Category: Clinical Sciences/Health Conditions
Case Diagnosis: Charles Bonnet Syndrome
71-year-old male with uncontrolled diabetes initially presented with slurred speech and altered mental status. CT Head showed chronic subdural hemorrhage and MRI revealed acute infarct in the left PCA distribution affecting the occipital and medial temporal lobe. No neurosurgical intervention was recommended. Glucose optimized with strict insulin regimen and patient transferred to acute rehabilitation. While in unit, patient expressed concern regarding new visual disturbances, which included “elements of nature,” “a man milling about,” and an “insect walking along the table.” He reported history of floaters, but noted that the disturbances were different and more importantly, not real. Ophthalmologic visual field testing revealed right homonymous hemianopsia. Despite no previous mental illness, Psychiatry consulted and concluded no acute issues. Rehab team determined that hallucinations were presumptively caused by Charles Bonnet Syndrome due to acute vision loss from his CVA.

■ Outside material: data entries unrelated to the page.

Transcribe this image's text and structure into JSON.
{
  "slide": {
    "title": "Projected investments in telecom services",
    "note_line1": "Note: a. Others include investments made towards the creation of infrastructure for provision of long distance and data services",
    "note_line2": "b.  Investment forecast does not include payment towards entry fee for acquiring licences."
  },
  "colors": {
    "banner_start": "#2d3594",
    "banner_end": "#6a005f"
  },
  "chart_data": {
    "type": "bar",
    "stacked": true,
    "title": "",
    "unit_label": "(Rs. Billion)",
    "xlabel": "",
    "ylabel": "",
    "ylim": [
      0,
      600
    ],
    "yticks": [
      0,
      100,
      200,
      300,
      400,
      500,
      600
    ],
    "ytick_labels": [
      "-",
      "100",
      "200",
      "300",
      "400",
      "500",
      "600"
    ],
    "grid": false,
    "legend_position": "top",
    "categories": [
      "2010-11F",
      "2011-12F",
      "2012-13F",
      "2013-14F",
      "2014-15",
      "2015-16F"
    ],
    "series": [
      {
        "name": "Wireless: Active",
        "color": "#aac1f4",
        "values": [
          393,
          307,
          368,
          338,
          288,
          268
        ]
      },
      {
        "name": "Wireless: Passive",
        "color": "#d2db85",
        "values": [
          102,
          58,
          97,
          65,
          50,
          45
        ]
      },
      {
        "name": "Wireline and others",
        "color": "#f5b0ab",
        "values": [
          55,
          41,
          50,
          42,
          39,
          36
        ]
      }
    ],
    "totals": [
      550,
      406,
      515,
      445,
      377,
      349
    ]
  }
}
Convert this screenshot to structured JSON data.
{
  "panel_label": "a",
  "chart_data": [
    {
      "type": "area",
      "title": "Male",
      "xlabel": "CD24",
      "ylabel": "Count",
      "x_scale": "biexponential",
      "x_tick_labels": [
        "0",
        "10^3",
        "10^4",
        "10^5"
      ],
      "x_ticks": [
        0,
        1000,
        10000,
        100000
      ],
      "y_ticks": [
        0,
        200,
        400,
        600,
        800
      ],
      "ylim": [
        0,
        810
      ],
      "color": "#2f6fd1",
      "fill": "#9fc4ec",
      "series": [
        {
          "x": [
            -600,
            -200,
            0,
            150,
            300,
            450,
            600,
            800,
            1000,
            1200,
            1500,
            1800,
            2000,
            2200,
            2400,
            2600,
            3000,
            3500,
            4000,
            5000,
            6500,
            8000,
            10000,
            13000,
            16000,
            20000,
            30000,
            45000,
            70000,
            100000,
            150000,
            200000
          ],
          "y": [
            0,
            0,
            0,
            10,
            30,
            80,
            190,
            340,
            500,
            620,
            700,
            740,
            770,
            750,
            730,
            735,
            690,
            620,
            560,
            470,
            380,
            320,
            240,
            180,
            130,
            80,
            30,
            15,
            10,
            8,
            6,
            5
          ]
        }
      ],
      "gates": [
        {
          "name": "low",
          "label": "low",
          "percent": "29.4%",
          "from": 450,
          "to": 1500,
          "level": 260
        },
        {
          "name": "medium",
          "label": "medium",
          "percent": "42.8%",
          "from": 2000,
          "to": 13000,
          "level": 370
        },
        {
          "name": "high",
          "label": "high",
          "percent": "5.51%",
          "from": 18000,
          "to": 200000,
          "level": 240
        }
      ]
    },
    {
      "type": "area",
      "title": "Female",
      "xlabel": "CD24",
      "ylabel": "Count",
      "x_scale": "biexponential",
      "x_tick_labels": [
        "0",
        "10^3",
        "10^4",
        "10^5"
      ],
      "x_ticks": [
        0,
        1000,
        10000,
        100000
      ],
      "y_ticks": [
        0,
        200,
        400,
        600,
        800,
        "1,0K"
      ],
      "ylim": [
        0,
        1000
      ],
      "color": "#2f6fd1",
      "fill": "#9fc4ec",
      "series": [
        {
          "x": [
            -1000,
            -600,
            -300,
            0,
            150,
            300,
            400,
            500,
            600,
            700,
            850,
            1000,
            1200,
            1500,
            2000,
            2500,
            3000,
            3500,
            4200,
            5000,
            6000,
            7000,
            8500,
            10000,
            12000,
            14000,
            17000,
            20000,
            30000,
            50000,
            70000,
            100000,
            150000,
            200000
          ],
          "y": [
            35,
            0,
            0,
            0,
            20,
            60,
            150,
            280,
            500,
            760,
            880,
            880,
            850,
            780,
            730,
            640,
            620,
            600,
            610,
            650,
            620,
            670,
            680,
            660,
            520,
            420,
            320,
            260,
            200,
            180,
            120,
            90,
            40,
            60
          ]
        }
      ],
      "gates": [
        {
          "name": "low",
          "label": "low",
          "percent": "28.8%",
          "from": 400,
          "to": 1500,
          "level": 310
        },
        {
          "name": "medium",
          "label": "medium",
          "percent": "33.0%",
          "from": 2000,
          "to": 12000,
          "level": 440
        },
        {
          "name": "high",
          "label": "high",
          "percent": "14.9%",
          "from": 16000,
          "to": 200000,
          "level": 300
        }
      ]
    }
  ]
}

Charles Bonnet Syndrome refers to symptoms of visual hallucinations following loss of visual field/acuity. While this is most commonly reported following chronic vision loss, such as in macular degeneration, acute presentations have been reported with multiple proposed mechanisms. One popular theory is that of a release hallucination, similar to the pathophysiologic mechanism due to sensory deprivation such as that seen in phantom limb pain. Concurrently in this patient, low dose Gabapentin was started and subsequently increased to 300mg TID for his diabetic peripheral neuropathy. Interestingly, patient endorsed that his paresthesias improved and visual hallucinations ceased with increased dosing. He also denied disturbances on follow up several weeks after discharge.
It is imperative that visual disturbances after CVA are evaluated for ophthalmologic and psychiatric etiologies. However, Charles Bonnet Syndrome should be considered on the differential diagnosis of such hallucinations following acute infarct. Reassurance is often the only treatment necessary, but Gabapentin is a reasonable and safe therapeutic option.